Conocemos la existencia de neurotransmisores y por ejemplo la implicación de la oxitocina en la bioquímica del enamoramiento. Nuestro limitado conocimiento de la complejidad de funciones, como son los sentimientos etc. que hace nuestro cerebro, nos sitúa lejos de la ficción de volcar una mente en una computadora o que esta pueda emular un cerebro. No podemos ni siquiera explicar porque nuestro cerebro tiene unas cualidades tan únicas dentro del reino animal. No es por número de neuronas ya que el elefante o la ballena nos superan en más del doble.

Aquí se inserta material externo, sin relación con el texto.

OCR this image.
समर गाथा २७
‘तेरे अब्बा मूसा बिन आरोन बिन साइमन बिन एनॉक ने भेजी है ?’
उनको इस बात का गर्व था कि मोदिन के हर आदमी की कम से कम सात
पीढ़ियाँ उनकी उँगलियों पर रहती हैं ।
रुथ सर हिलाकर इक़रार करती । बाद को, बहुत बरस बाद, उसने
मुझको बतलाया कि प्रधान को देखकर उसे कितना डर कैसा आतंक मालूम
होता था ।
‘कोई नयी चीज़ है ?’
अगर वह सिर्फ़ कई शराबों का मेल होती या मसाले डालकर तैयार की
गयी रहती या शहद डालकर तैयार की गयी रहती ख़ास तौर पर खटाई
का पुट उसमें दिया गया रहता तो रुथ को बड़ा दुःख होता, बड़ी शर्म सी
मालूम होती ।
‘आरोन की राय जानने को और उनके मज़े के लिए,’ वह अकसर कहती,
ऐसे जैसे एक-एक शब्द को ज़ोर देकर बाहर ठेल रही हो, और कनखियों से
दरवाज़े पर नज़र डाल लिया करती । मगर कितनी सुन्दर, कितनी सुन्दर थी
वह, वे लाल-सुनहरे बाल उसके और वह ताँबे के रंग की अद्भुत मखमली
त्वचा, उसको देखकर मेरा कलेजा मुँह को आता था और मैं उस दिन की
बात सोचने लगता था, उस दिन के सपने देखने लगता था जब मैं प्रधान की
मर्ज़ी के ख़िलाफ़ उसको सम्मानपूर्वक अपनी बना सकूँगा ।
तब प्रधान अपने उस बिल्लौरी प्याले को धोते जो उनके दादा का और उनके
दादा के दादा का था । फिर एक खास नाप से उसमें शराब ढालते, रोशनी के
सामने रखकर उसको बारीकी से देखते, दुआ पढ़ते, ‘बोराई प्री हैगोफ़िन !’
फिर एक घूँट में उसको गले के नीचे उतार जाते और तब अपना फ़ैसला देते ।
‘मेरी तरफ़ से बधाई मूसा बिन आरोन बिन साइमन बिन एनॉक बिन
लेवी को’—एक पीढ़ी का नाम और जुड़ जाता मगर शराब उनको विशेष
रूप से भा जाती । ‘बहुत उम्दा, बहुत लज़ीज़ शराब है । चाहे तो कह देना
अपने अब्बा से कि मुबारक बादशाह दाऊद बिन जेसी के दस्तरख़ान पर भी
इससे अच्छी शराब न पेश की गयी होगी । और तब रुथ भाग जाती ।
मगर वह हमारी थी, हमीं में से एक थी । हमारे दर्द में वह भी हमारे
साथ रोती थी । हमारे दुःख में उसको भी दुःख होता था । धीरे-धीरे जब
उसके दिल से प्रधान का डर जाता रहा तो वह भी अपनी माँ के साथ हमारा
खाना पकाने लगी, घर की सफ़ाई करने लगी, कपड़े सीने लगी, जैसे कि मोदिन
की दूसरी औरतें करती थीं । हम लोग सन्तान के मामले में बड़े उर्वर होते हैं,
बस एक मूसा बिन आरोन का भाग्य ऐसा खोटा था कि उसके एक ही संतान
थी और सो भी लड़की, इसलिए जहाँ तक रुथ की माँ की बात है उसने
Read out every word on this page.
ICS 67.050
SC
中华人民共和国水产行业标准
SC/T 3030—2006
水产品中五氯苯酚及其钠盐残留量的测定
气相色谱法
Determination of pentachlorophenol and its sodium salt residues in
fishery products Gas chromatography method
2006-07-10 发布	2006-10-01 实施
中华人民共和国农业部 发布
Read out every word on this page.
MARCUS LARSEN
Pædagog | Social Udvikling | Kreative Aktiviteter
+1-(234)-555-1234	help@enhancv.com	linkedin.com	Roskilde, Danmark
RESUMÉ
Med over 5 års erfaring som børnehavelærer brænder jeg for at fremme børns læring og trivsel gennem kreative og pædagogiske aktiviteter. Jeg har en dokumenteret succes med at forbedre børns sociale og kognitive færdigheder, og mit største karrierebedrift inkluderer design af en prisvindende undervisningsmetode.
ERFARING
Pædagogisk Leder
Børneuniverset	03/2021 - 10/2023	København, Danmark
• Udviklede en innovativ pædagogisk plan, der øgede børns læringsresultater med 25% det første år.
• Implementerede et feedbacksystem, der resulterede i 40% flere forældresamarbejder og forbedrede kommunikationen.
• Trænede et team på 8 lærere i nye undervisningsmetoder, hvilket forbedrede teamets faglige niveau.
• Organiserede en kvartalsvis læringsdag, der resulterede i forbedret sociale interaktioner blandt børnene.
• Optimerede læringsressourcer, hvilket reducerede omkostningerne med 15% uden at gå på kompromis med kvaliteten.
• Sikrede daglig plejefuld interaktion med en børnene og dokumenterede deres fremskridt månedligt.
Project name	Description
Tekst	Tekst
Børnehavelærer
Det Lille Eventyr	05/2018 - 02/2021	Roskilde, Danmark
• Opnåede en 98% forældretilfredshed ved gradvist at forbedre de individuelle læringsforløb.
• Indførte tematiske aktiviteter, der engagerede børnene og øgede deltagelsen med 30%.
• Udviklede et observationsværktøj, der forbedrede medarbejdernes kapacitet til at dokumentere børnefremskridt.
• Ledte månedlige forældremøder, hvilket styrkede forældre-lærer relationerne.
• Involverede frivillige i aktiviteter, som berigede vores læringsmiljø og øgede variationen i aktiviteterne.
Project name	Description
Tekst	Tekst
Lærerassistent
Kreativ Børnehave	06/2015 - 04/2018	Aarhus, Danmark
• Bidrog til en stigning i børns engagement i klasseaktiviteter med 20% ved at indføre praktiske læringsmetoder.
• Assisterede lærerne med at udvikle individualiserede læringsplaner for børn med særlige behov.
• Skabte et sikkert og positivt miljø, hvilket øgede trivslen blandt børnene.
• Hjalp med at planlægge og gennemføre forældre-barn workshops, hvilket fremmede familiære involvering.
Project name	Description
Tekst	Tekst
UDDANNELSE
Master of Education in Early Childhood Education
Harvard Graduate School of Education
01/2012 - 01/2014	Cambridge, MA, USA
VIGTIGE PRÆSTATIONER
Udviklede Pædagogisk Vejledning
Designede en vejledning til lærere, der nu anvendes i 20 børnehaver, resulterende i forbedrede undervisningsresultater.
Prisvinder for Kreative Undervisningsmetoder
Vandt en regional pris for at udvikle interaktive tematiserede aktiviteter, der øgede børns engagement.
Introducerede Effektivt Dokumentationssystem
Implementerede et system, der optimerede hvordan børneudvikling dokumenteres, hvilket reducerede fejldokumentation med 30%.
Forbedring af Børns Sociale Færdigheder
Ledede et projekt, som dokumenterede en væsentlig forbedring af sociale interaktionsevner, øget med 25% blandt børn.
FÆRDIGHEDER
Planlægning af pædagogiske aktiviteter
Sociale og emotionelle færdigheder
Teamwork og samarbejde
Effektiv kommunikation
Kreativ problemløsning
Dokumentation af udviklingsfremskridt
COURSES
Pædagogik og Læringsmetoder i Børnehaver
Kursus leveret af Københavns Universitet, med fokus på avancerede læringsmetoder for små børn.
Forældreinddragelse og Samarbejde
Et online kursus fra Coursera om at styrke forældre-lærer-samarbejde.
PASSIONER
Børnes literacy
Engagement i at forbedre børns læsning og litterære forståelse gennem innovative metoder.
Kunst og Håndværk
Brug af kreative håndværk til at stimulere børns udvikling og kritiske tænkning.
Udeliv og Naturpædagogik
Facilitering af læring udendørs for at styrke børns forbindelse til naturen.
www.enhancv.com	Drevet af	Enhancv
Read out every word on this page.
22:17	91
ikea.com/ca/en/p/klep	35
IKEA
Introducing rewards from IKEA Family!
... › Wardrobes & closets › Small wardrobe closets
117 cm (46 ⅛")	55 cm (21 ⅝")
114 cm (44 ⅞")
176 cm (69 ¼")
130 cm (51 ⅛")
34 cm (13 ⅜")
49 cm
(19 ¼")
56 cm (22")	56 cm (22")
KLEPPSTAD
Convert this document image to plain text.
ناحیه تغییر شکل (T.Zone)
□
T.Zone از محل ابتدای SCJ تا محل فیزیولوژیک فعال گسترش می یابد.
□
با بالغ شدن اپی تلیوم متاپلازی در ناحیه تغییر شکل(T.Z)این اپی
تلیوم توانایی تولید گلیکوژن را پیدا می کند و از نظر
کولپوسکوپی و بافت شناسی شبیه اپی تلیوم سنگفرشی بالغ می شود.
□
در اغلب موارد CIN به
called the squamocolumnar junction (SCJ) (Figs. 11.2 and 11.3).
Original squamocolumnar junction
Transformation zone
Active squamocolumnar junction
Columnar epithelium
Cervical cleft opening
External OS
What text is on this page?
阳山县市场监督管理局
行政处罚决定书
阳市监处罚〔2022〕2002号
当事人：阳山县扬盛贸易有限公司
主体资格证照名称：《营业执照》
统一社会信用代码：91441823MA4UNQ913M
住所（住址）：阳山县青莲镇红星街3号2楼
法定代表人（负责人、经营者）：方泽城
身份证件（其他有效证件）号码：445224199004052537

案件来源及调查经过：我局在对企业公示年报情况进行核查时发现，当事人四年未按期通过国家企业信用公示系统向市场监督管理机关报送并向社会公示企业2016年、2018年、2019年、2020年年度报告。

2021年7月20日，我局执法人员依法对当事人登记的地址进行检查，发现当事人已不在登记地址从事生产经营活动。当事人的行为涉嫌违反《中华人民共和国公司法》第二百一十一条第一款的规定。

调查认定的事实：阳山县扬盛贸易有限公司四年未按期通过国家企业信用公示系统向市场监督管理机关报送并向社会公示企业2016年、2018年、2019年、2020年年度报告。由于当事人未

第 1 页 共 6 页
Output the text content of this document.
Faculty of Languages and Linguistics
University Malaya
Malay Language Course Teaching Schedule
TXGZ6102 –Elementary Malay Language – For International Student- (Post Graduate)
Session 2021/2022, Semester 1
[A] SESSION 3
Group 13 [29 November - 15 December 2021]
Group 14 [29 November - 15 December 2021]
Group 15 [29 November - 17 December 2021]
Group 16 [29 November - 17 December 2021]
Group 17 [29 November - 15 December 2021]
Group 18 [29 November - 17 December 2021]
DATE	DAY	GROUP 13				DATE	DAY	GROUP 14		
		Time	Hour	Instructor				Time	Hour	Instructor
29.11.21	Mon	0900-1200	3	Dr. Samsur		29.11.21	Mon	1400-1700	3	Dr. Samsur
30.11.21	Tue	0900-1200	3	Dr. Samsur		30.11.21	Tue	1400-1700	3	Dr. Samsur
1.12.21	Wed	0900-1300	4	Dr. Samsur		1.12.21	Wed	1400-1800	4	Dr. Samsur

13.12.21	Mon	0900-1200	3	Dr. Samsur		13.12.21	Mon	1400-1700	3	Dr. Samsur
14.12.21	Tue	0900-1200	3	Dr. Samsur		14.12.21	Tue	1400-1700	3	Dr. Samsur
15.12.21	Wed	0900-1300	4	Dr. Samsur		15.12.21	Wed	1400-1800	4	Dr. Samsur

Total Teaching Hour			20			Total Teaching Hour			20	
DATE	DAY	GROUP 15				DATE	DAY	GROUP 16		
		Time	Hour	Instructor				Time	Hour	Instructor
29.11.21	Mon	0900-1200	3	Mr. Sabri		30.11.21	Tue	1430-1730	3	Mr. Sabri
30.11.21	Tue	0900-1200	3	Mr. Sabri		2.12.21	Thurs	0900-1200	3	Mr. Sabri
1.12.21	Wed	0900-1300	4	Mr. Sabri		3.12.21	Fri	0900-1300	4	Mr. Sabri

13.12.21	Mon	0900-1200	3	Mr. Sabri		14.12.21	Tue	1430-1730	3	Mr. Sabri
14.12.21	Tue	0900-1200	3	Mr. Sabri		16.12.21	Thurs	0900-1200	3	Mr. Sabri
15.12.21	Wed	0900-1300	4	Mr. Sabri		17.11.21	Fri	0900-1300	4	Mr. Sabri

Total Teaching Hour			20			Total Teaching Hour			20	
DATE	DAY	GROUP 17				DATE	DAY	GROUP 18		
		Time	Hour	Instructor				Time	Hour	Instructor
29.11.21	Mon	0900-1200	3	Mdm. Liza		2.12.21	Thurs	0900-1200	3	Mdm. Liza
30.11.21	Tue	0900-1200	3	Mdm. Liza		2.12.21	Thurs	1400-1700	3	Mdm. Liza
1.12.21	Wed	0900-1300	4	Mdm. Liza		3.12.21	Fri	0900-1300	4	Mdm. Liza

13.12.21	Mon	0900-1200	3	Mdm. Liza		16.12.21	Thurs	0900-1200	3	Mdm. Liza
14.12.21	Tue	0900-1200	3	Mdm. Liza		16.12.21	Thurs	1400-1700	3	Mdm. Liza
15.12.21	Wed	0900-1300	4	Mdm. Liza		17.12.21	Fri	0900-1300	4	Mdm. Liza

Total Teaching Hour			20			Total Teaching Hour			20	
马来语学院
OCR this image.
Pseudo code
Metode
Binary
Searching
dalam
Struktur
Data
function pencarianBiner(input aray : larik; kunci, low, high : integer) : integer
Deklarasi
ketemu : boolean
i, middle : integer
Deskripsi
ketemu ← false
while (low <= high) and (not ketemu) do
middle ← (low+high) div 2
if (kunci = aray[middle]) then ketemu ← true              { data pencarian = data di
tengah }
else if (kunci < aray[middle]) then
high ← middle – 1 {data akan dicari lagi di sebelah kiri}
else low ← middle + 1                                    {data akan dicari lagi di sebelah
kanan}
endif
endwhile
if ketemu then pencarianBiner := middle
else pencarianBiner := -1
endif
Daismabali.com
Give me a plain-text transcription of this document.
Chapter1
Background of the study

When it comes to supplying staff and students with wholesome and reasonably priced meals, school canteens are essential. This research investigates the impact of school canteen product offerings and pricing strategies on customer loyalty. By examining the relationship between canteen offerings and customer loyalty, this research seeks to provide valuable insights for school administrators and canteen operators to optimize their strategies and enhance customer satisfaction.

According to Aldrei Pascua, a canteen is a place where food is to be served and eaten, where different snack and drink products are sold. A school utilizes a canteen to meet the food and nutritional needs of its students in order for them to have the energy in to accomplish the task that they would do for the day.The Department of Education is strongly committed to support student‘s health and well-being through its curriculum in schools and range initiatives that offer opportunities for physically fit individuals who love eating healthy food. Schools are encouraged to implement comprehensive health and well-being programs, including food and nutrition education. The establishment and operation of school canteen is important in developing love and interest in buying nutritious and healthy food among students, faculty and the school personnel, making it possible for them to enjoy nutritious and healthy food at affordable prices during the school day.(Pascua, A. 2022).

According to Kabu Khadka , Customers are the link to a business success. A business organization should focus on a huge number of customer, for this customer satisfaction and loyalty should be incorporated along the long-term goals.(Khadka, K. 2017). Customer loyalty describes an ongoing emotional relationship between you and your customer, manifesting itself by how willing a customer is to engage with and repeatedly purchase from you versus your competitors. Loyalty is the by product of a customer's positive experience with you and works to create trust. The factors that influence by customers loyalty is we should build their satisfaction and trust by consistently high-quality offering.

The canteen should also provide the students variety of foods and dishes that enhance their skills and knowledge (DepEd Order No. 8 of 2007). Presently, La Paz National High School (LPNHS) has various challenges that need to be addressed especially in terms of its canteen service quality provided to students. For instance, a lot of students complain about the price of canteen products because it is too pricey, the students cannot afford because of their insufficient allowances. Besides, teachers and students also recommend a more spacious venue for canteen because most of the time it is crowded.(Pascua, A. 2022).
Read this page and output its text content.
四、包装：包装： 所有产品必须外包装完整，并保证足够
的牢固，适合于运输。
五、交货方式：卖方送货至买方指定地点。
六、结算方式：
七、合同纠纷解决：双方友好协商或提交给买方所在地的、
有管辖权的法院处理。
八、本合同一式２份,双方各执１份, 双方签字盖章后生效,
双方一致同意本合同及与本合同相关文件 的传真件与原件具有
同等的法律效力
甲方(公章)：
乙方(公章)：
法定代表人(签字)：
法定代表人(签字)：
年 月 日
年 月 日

Tampoco es cierta la falacia de que solamente utilizamos un 10% de nuestro cerebro.

La Neurocirugía utiliza ya algunos interfaces entre registro de actividad cerebral y estímulos generados por un dispositivo artificial, principalmente en epilepsias resistentes para abortar las crisis y también en la enfermedad de Parkinson para optimizar los parámetros de estimulación que controlan los síntomas de esta enfermedad.

La robótica aplicada a la Neurocirugía, como exponente de tecnología computacional, ha desplazado las guías estereotáxicas, por su mayor precisión y versatilidad, para la colocación de electrodos en el cerebro para tratar enfermedades como epilepsia, enfermedad de Parkinson, trastornos obsesivo-compulsivos y depresión. Pero también para efectuar ablaciones de tumores o focos generadores de crisis epilépticas mediante laser o radiofrecuencia.

La realidad aumentada nos permite proyectar sobre el cerebro los detalles de su estructura interna, obtenida por resonancia magnética y tractografía, de forma que vemos donde se hallan los fascículos neuronales de interés y así evitar su manipulación.

Los sistemas de navegación intraoperatoria han convertido la cirugía cerebral en más segura y más efectiva para la eliminación de tumores y otras lesiones, ya que se actualizan con la adquisición de datos obtenidos en el propio quirófano en el momento preciso que se hace necesario, mediante imágenes de RM, tomografía computarizada, ecografía, fluorescencia y también mediante registros funcionales de la actividad cerebral que buscamos preservar, incluso el lenguaje despertando momentáneamente al paciente.

Disponemos de muchos avances tecnológicos, pero estamos lejos de que un computador simule un cerebro humano, tendremos que ver aparecer en primer lugar sistemas capaces de interactuar con el cerebro para suplir funciones muy concretas y parciales de su funcionamiento.